Google is looking to exert more pressure on device OEMs that wish to continue using the Android mobile operating system. Earlier this year, Google laid its vision to reduce fragmentation by forcing OEMs to ship new devices with more recent version of Android. Those OEMs that choose not to comply lose access to Google Mobile Services (GMS) apps like Gmail, Google Play, and YouTube.
Now, according to a new report by The Information, Google is mandating that OEMs preinstall more of its apps on Android devices. Under new contracts that Google is handing out, companies like LG, Samsung, HTC, and Huawei will need to install as many as 20 of Google’s apps on new Android devices (up from the current nine). As a concession, most the apps will be stored in a “Google” folder on the home screen, but you still won’t be able to delete the individual apps to regain a bit of free space.
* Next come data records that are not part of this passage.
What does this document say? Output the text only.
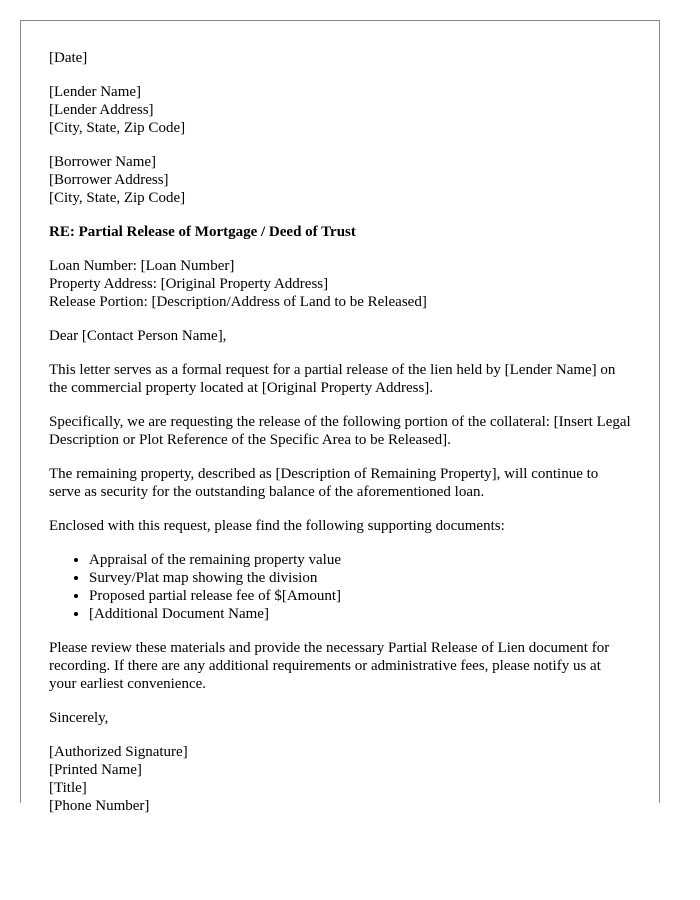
[Date]
[Lender Name]
[Lender Address]
[City, State, Zip Code]
[Borrower Name]
[Borrower Address]
[City, State, Zip Code]
RE: Partial Release of Mortgage / Deed of Trust
Loan Number: [Loan Number]
Property Address: [Original Property Address]
Release Portion: [Description/Address of Land to be Released]
Dear [Contact Person Name],

This letter serves as a formal request for a partial release of the lien held by [Lender Name] on the commercial property located at [Original Property Address].

Specifically, we are requesting the release of the following portion of the collateral: [Insert Legal Description or Plot Reference of the Specific Area to be Released].

The remaining property, described as [Description of Remaining Property], will continue to serve as security for the outstanding balance of the aforementioned loan.

Enclosed with this request, please find the following supporting documents:

• Appraisal of the remaining property value
• Survey/Plat map showing the division
• Proposed partial release fee of $[Amount]
• [Additional Document Name]

Please review these materials and provide the necessary Partial Release of Lien document for recording. If there are any additional requirements or administrative fees, please notify us at your earliest convenience.

Sincerely,
[Authorized Signature]
[Printed Name]
[Title]
[Phone Number]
OEMs will also be forced to make Google Search more accessible from the home screen and will have to implement the “OK Google” command to allow a device to wakeup and perform a search. Another requirement stipulated in the new contract is that no other search apps (such as Bing or Yahoo!) can be preinstalled if device OEMs want a cut of Google’s search revenue, which is understandable.
It should be noted that when it comes to useless, “junk” apps, Google in this instance is no different than Apple with iOS. Apple bundles many of its apps including Weather, Compass, Stocks, and Newsstand – which can’t be deleted – that usually end up in users’ “Junk” folder. And for apps like Mail and Safari, users can download their own more feature-filled replacements, but unlike with Android, there is no option to allow for users to make these third-party apps their default solutions system-wide.